Alcune cifre per comprendere la portata e le potenzialità del fenomeno.
In Italia si contano 4,2 milioni vegetariani contro i 3,7 milioni della rilevazione precedente, con un aumento del 15% in un anno (rapporto Eurispes 2014). Ma le associazioni stimano cifre più elevate, con un ampio margine non rilevato: 7 milioni, di cui 700 mila vegani – Il Sole 24 Ore, 22 aprile 2014);
Secondo i dati dell’Istituto Superiore di Sanità, circa l’8% dei bambini e il 2% della popolazione adulta soffre di “reazioni avverse ad uno o più cibi” ( D-La Repubblica, 4 marzo 2014);
…da 10 anni il turismo “muslim friendly” cresce del 5% annuo contro il 3.8% del turismo internazionale . .. Sono turisti che hanno una grande capacità di spesa, basta considerare che il turista saudita è quello che nel mondo spende di più in assoluto (dai 10 ai 100 mila euro l’anno) in viaggi e vacanze. Ma lamentano l’assenza di servizi e pacchetti a loro dedicati, in particolar modo la possibilità di cibarsi secondo la loro regola alimentare Halal (paraola araba che significa “lecito”), e per questo snobbano il Belpaese a favore di altri paesi europei. (Ansa.it, 26 novembre 2014).
O ancora si possono citare l’ingresso del Commercio equo e solidale nella GDO (in Inghilterra 1/3 della banane vendute è Fair Trade, in Svizzera il 50% – Valori, n° 120/2014), o il successo di iniziative come i Mercati Contadini organizzati da Coldiretti con la Fondazione Campagna Amica, oltre all’affermarsi della filosofia Slow.
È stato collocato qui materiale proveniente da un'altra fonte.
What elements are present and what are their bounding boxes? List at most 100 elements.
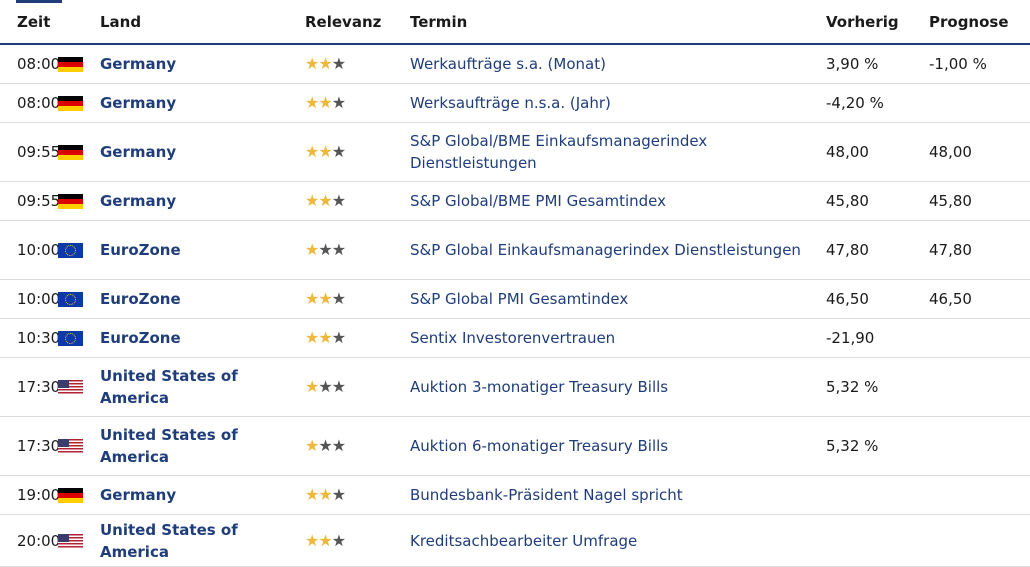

Potremmo così schematizzare i criteri in base ai quali selezionano ed esercitano criticamente il loro potere di acquisto (e perché) i Selectarian:
Salute (richiesta di cibi integrali, di biologico certificato; desiderio o necessità di diete speciali – vegana, vegetariana, macrobiotica, gluten free, diabete, ecc.; desiderio di seguire una dieta molto varia, anche con prodotti internazionali);
Etica (no animali, minor impatto ambientale, salvaguardia di specie protette, no lavoro minorile e rispetto dei diritti dei lavoratori in genere, boicottaggio di produttori o anche nazioni);
Provenienza / Località (fiducia nel fornitore, sicurezza, italianità, Km zero o filiera corta);
Solidarietà (commercio equo e solidale, cooperative sociali, cooperative antimafia);
Religione (cibo Halal per i musulmani o kashèr per gli ebrei; animali sacri alle religioni);
Stagionalità (garanzie di provenienza; dieta più varia; supporto all’agricoltura locale);
Artigianalità / Tipicità (supporto all’agricoltura locale, garanzie di provenienza; dieta più varia).
Il più delle volte, ovviamente, il selectarian sceglie in base a più criteri, andando a formare così una sua dieta e catena di fornitura ideale.

Si potrebbe argomentare che, oltre ad essere consapevoli ed informati, per essere selectarian bisogna essere benestanti. Di certo la qualità costa, però dobbiamo considerare che: a) non è il cibo buono che costa molto, è l’industria alimentare che ci ha abituati a prezzi bassi vendendoci merce scadente o a volte dannosa; b) andando ad acquistare direttamente dal produttore (come fanno i Gruppi di Acquisto Solidale), vi è un ottimo rapporto qualità/prezzo; c) in Italia si spreca molto cibo: se comprassimo meno quantità di cibo ma di qualità migliore, spenderemo la stessa cifra e staremo meglio in salute.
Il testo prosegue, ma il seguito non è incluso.